Des réacteurs jetables
18/06/15

Mettre ses outils et son expertise au service du monde industriel, c’est l’une des fonctions du Laboratoire de Génie Chimique de l’Université de Liège. Il a récemment publié les résultats d’une étude d’hydrodynamique à l’intérieur de réacteurs à usage unique destinés au développement de cultures de cellules animales dans le secteur pharmaceutique. Evitant aux entreprises de rigoureux processus de nettoyage et de stérilisation des cuves classiques, ces réacteurs jetables en plastique sont progressivement accueillis comme des alternatives économiques sérieuses. Encore faut-il pouvoir expertiser leurs performances, particulièrement quand leurs fabricants s’autorisent l’élaboration de formes géométriques peu orthodoxes. Une belle étude, à cheval entre la recherche fondamentale et les impératifs économiques du monde industriel.

Pour développer des cultures cellulaires, l’industrie pharmaceutique utilise des réacteurs en inox, dont l’entretien et le nettoyage sont particulièrement fastidieux et coûteux. De plus en plus de fabricants proposent une alternative qui peut paraître saugrenue, des réacteurs en plastique à usage unique. Le milieu universitaire est souvent sollicité pour quantifier leurs performances et vérifier qu’ils n’ont rien à envier aux réacteurs classiques.

C’est le cas des chercheurs du laboratoire de Génie Chimique de l’Université de Liège. Récemment, le géant pharmaceutique GlaxoSmithKline (GSK) a fait appel à leurs services pour caractériser  l’écoulement du liquide à l’intérieur du Nucleo, l’un de ces bioréacteurs, proposé par la firme ATMI LifeSciences

GSK avait toutes les raisons de conserver une certaine réserve. Non seulement ces réacteurs sont jetables, mais en plus, ils sont parallélépipédiques. Or il est  tenu pour acquis  dans le secteur que la forme géométrique optimale pour un mélange homogène, nécessaire au bon développement des cellules, est le cylindre. La commande adressée aux chercheurs, emmenés par Marie-Laure Collignon et Sébastien Calvo, sous la direction de Dominique Toye, était donc de vérifier l’hydrodynamique à l’intérieur du réacteur. Une analyse qui devait permettre de voir si, à déploiement énergétique similaire, le mélange des fluides était aussi efficace que dans des réacteurs classiques. Les résultats ont été publiés en janvier 2015 dans le Biochemical Engineering Journal(1). Eloquents, ils illustrent par la même occasion une méthodologie et un développement d’outils utiles pour des applications plus larges, tant en recherche fondamentale qu’en science appliquée.

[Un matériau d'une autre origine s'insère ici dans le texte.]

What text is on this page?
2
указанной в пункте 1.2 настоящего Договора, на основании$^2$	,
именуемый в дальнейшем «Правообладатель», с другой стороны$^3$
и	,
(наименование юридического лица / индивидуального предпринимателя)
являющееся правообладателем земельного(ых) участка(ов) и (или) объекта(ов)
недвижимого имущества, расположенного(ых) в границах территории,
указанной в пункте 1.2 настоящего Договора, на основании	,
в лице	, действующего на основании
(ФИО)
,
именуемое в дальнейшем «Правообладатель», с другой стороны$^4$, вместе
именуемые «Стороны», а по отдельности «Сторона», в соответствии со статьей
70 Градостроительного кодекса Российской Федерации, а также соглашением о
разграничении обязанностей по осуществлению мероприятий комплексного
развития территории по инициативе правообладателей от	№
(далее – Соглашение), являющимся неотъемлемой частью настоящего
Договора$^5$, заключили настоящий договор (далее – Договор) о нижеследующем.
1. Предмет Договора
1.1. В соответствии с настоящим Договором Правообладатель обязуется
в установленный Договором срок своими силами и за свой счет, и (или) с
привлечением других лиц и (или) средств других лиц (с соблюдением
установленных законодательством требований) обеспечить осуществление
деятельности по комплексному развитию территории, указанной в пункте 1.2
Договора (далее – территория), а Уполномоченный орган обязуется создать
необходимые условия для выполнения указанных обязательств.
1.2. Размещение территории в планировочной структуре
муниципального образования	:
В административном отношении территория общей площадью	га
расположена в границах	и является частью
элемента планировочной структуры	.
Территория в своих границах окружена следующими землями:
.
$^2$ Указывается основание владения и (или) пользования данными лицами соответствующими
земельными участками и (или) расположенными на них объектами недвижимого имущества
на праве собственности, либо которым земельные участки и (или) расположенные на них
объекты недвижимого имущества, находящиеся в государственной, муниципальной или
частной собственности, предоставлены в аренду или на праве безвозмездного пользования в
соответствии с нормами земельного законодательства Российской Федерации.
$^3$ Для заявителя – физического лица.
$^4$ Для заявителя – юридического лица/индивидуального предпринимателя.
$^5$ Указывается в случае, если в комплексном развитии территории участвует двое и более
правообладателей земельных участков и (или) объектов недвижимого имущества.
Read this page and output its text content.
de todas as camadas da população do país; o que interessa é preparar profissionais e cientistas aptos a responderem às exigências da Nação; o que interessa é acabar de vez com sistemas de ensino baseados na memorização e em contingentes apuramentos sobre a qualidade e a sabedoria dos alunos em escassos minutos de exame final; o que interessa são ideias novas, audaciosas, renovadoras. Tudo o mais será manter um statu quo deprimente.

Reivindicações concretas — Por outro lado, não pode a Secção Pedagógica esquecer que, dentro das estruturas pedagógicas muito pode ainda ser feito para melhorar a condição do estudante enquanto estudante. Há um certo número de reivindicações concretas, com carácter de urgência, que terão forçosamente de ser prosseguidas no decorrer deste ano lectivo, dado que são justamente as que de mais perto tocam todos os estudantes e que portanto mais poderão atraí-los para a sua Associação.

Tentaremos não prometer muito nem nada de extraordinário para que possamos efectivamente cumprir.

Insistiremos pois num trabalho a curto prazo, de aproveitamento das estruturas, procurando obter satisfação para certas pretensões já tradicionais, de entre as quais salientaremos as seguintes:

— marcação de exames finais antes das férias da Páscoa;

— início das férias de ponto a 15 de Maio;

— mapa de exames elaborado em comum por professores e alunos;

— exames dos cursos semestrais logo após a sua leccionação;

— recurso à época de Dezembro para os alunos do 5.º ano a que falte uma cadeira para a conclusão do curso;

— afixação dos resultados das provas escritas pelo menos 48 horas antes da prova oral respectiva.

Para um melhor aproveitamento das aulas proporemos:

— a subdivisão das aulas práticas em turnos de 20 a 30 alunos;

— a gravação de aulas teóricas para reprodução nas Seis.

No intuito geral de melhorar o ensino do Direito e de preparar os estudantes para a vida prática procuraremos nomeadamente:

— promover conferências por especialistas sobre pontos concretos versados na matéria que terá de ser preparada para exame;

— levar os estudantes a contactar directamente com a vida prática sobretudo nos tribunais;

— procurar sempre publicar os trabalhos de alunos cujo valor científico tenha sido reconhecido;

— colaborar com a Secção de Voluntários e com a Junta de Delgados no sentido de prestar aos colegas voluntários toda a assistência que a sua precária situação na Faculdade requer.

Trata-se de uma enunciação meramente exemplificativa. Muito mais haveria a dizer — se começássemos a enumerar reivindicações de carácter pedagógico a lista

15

Des réacteurs pour cultiver des cellules

L’histoire se passe donc dans l’industrie pharmaceutique. Plus précisément, lors d’une étape précise de la chaîne de fabrication de vaccins. « Traditionnellement, des réacteurs en inox sont utilisés pour cultiver des cellules animales, développe Dominique Toye, chargée de cours au Laboratoire de Génie Chimique de l’Université de Liège. Evidemment, ce ne sont pas des réacteurs d’avion. On pourrait plutôt les assimiler à des cuves, à des grandes casseroles pouvant aller d’une capacité de 50 litres à plusieurs mètres cubes. Et si on les appelle des « réacteurs », c’est simplement parce que ce sont des récipients dans lesquels on met en œuvre des « réactions » à l’échelle industrielle. Ces réactions peuvent être chimiques, biochimiques ou biologiques. »

bioreacteur NucleoLes cellules cultivées pourront ensuite être infectées par un virus pour leur permettre de créer des anticorps utilisés ensuite dans le développement des vaccins. Mais pour se reproduire, elles ont besoin de nourriture (glucose, sels minéraux…) et d’oxygène, approvisionnés dans le mélange liquide qui remplit le réacteur. « Il y a deux impératifs pour une culture optimale. Premièrement, ces réacteurs doivent rester stériles. Autrement, d’autres microorganismes plus costauds pourraient se développer plus rapidement dans les mêmes conditions, au détriment des cellules désirées. Ensuite, le système doit être le plus homogène possible. Le fluide doit donc être mélangé à l’aide d’un mobile d’agitation placé au milieu du réacteur. Ce mobile, qui tourne à la manière d’une hélice, doit être assez rapide pour que le liquide ait une vitesse suffisante pour un mélange dans toutes les zones de la cuve. Mais sa vitesse de rotation doit également être limitée pour au moins deux raisons. Une trop grande agitation pourrait abîmer les cellules, et l’autre raison est économique. Plus le moteur tourne vite, plus la consommation énergétique est élevée. Il y a donc optimum à trouver. » Les cuves cylindriques à fond bombé habituellement utilisées permettent de concilier une bonne qualité de mélange et d’être facilement nettoyables car elles ne présentent aucun angle susceptible de favoriser l’encrassement.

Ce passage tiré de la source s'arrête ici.